Method: Only patients who had tumor tissue for molecular analysis were included in the study. The cohort consisted of 27 insular WHO grade-II gliomas, which were operated at one institution by one neurosurgeon and diagnosed by one single neuropathologist. The cohort consisted of 15 astrocytoma, 10 oligodendroglioma and 2 oligoastrocytoma patients. Immunohistochemistry for expression of IDH, Olig-2, Ki67, EGFR, VEGF, pBRAF, c-myc PTEN, p16Ink4A , TP53 protein and MGMT methylation was performed. 1p19q co-deletions were determined by FISH and/or microsatellite analysis. hTERT promoter mutations, IDH mutations were screened with Sanger sequencing or mini-sequencing. The incidences of the molecular genetic changes were compared to other low-grade gliomas of the same histology, which did not involve the insula. Volume, extent, tumor border characteristics, extent of surgical resection, need for adjuvant therapies, recurrence free and overall survival as well malignant degeneration were also documented and correlated with molecular findings.

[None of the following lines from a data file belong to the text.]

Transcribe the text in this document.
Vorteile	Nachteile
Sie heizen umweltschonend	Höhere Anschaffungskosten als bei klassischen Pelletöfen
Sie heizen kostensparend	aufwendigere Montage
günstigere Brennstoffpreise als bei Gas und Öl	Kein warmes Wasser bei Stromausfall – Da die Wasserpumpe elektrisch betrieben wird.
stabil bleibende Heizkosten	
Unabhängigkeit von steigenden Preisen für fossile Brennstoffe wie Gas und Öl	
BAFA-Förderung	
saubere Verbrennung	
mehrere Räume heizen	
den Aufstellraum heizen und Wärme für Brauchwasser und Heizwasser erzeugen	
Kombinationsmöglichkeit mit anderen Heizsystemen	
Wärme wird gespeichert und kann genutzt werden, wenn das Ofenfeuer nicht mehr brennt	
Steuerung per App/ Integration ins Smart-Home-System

Results: When compared to frontal, temporal or parietal tumors (n=39), oligodendrogliomas of the insula (n=10) displayed a disproportionally low p16Ink4A protein expression (p<0.05). Other ongogenic findings were comparable. There was no survival difference between insular or frontal-temporal-parietal oligodendrogliomas. Astrocytomas in the insular (n=15), frontal, temporal or parietal lobes (n=16) displayed similar oncogenic changes. There was a tendency towards worse survival outcome in insular astrocytomas when compared to other hemispheric (Frontal-temporal-parietal) astrocytomas.
Conclusions: There is no single molecular marker that is correlated with the clinical behavior of insular gliomas.